O Convívio com a Morte no Exercício Profissional (Erasmo Ruiz)


O texto aqui apresentado é um resumo da exposição feita no 9o Congresso Brasileiro de Dor, realizado em Fortaleza entre 6 e 9 de outubro de 2010, durante o Simpósio Satélite de Cuidados Paliativos. A apresentação no formato "power point" pode ser vista acima.



Começamos nossa exposição convidando os presntes a refletirem sobre os dados da pesquisa da Revista "The Economist" sobre o índice de qualidade de morte onde o Brasil ocupava o 38o lugar, a frente apenas de Uganda e Índia. Concluimos que isso acontecia porque no Brasil se morria mau, principalmente pela forma que os pacientes moribundos eram assisitidos em correlação com a usência de uma rede efetiva de cuidados paliativos. Dados recentes sianlizam que o Brasil teria algo em tornod e 355 leitos para cuidados paliativos, número este claramente insuficiente.

Assim, parece que nosso convívio com a morte é caracterizado por comportamentos que afirmam sua negação, o que leva os pacientes a serem cuidados de forma inadequada. A consequência disso é a amplificação do sofrimento de pacientes e faamiliares bem como o desgaste físico e emocional dos profissionais de saúde. Foi enfatizado que isso não se dá necessariamnre porque as pessoas sejam perversas, muito pelo contrário.

Os profissionais aprendem a lidar com a morte apenas a partir da significação da dor de experiências negativas. No início de suas carreiras, ao estabelecerem vínculos afetivos com os pacientes, acabam perdendo muitos deles, um após o outro. Aqui utilizamos a metáforo da adolescente que vai perdendo seus parceiros afetivos.

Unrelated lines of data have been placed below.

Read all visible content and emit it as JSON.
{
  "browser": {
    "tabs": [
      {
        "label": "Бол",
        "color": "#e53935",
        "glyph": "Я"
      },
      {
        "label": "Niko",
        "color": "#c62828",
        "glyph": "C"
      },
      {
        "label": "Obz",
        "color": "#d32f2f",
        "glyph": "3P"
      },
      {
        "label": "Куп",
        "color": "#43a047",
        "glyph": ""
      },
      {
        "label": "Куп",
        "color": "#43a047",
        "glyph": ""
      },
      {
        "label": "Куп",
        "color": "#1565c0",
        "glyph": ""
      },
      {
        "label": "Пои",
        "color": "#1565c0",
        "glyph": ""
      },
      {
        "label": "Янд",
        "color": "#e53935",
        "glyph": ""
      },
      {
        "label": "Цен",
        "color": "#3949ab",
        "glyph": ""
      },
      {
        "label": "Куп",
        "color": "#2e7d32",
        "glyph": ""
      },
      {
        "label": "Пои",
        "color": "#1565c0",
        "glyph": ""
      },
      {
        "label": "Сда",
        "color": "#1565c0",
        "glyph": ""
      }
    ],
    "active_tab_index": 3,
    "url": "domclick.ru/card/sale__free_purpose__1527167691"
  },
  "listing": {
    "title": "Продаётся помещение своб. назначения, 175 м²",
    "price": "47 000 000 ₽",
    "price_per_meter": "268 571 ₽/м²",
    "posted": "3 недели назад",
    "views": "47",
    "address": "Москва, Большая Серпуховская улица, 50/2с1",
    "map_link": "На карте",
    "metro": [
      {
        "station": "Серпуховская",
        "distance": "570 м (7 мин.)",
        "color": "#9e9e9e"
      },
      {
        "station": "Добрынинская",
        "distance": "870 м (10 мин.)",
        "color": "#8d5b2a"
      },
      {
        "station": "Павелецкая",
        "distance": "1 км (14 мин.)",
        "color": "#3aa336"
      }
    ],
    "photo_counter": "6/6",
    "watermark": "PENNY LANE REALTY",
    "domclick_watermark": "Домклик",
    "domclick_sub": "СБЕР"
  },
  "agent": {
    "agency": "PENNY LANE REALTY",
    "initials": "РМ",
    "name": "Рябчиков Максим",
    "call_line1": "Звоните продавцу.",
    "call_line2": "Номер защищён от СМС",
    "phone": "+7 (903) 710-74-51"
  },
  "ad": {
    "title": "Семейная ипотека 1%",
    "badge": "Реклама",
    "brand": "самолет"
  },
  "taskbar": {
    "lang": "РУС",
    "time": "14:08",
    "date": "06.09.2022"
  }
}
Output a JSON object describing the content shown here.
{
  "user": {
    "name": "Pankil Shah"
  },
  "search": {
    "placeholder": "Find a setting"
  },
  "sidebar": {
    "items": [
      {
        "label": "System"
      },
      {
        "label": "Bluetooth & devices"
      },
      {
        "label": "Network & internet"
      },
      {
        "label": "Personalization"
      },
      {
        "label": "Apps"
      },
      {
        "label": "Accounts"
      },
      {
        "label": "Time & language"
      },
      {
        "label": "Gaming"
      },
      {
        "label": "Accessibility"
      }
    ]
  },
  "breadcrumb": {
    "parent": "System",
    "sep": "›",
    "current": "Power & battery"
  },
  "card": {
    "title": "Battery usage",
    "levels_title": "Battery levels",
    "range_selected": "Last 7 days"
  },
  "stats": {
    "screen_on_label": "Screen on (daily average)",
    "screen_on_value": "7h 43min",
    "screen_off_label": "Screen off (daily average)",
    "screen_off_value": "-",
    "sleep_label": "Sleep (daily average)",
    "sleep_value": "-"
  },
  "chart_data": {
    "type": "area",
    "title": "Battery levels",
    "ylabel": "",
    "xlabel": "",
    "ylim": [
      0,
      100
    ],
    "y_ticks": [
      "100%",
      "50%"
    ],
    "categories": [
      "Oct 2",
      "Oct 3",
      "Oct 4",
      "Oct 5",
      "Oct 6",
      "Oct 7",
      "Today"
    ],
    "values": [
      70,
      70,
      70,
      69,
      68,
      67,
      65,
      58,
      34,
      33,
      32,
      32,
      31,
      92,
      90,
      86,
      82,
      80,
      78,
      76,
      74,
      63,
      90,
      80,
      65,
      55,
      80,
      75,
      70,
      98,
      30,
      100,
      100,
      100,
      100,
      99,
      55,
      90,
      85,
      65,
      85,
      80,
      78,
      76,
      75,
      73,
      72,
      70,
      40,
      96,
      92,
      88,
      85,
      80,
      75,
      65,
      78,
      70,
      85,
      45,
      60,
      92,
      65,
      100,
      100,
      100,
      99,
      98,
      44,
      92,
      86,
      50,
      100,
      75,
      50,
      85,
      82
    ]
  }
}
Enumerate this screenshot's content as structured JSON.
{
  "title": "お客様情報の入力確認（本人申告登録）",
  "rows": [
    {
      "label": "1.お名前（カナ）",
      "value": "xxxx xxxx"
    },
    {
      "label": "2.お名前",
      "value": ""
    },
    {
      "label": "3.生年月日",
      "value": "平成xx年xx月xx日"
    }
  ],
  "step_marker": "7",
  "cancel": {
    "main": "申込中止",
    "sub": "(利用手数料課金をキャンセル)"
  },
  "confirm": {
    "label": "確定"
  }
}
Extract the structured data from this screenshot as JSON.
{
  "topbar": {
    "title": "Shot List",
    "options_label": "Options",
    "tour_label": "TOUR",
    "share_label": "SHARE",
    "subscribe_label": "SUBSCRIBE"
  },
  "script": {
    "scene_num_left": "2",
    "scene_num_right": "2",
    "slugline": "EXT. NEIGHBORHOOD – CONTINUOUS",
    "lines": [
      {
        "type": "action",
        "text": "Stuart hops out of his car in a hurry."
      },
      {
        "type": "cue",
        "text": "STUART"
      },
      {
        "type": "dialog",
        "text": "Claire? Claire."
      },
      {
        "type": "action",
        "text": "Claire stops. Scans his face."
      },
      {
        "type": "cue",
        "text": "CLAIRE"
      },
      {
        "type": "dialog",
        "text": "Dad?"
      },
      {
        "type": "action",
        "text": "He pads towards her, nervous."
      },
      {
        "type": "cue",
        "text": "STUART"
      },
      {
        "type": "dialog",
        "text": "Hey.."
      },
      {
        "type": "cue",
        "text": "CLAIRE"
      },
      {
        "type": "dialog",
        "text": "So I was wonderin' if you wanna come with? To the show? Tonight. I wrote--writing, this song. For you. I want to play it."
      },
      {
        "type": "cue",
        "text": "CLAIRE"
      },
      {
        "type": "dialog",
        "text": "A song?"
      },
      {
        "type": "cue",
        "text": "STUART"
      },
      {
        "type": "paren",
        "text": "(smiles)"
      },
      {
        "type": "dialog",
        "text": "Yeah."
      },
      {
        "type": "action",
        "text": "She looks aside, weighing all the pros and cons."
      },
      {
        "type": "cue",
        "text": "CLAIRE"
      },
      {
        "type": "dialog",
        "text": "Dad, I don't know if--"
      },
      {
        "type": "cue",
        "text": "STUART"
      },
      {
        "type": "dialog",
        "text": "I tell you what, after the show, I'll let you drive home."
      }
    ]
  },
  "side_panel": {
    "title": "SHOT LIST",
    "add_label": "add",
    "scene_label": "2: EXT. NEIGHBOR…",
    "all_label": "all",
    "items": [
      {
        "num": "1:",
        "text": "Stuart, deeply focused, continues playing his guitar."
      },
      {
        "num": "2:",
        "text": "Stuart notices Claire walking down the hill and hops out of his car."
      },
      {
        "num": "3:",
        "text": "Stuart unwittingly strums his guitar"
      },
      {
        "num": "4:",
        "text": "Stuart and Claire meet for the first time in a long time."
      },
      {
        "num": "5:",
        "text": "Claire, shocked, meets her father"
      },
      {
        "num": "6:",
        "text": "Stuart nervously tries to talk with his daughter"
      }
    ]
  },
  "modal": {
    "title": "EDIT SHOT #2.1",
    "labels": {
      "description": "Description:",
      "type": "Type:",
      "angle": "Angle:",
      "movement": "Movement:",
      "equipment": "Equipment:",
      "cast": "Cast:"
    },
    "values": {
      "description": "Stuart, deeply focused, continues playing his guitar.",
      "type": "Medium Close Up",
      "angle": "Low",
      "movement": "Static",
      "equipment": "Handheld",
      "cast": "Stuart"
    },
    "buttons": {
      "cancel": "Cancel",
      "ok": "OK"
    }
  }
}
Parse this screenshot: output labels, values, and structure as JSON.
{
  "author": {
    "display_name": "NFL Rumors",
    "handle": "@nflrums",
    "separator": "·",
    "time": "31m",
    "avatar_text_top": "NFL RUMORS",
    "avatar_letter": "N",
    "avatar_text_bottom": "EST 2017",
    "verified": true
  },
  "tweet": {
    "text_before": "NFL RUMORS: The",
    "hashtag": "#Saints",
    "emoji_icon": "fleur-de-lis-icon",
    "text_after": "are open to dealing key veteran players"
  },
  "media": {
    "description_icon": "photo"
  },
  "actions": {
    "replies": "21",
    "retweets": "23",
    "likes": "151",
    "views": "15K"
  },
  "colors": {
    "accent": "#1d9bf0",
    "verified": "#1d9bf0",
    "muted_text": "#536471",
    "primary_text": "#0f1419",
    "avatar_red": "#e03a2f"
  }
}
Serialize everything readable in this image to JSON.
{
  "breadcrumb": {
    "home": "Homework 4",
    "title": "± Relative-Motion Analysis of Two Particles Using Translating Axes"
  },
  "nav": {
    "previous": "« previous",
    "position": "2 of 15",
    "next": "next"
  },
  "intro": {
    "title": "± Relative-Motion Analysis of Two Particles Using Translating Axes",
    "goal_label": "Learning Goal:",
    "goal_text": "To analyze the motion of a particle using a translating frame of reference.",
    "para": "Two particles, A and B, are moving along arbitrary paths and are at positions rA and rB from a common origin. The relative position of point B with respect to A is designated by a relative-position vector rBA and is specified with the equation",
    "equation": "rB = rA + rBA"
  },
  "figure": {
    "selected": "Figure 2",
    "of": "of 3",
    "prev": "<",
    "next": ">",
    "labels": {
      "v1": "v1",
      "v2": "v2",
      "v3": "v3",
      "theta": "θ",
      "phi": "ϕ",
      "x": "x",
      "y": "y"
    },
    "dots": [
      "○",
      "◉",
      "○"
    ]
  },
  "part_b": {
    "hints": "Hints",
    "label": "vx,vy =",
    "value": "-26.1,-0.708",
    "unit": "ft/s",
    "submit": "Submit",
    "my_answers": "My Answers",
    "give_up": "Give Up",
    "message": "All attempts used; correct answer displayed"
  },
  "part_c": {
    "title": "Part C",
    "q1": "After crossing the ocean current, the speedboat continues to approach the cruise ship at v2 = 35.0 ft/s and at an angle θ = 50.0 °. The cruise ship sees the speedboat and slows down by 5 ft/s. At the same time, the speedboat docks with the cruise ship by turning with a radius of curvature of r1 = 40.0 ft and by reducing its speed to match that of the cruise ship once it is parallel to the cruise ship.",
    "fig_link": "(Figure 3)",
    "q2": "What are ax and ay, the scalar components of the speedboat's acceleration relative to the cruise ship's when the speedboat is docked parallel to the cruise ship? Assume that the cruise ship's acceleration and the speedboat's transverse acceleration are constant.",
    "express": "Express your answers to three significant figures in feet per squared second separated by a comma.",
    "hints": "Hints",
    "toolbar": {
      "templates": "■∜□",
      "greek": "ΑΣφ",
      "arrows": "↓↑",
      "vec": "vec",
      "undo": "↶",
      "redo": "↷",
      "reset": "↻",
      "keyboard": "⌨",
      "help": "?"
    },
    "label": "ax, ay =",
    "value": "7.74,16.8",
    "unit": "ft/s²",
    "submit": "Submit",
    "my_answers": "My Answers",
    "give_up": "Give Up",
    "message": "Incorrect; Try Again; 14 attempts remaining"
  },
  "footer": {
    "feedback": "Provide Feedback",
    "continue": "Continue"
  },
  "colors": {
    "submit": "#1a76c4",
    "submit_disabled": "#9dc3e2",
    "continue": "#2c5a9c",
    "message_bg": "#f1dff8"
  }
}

Com o passar do tempo não conseguirá mais estabelecer vinculações emocionais onde haja maior envolvimento por conta do medo da perda que fatalmente ocorrerá novamente.

Há que se buscar então uma nova forma de se lidar com a morte que se afaste de representações negativas de cunho belicista ("luta contra a morte", "enfrentamento da morte", "combate cintra a morte") por outras que vejam a morte como um aspecto da existência humana que devemos entender para produzirmos saúde e vida. As metáforas de "enfrentamento" são altamente frustrantes na medida em que nos coloca num falso jogo competitivo onde sempre perderemos a luta.

Na sua parte final a exposição avança para maneiras como abordar a problemática da morte nos serviços destacando para as necessidades de se mudar a ambiência da morte (necrotérios humanizados que permitam ambiente adequado e a realização de pre-velório), legitimação dos comportamentos de luto (crítica sobre a medicalização da dor e do sofrimento decorrentes das perdas já que estas expressões seriam naturais e não propriamente "doenças") e busca de alternativas para que os "ruídos" no entorno da morte possam ser trabalhados de maneira adequada no espaço institucional (formação de rodas de discussão onde os trabalhadores possam falar sobre o próprio sofrimento decocrrente da perda de pacientes bem como buscar soluções para tornar o trabalho no entorno da morte mais humanizado, construindo modificações na forma como é realizado).

Encerrando, buscamos enfatizar que em termos da vulnerabildiade e do sofrimento não existem diferenças entre pacientes e nós no papel de cuidadores. Ao mesmo tempo em que buscamos construir nossa felicidade, somos seres que também temos que aprender a lidar com perdas e com nossas vulnerabilidades. Essa problmemática é fundamental para todos os trabalhadores de saúde mas tem sua marca mais evidente no trabalhador médico que pode ser vítima do seu próprio narcisismo ao ser responsabilizado pela manutenção do bem mais importante para qualquer ser humano: a vida!. Ainda assim, acreditar ser um "super-herói" não muda a realidade de que os "herois" sofrem, envelhecem e morrem.

Um comentário:

Alguém na Multidão disse...

Assisti a essa palestra no INSANE, curso promovido pelo PET da UFC. Adorei a abordagem feita pelo sr. e sai de lá refletindo bem sobre o tema. Parabéns!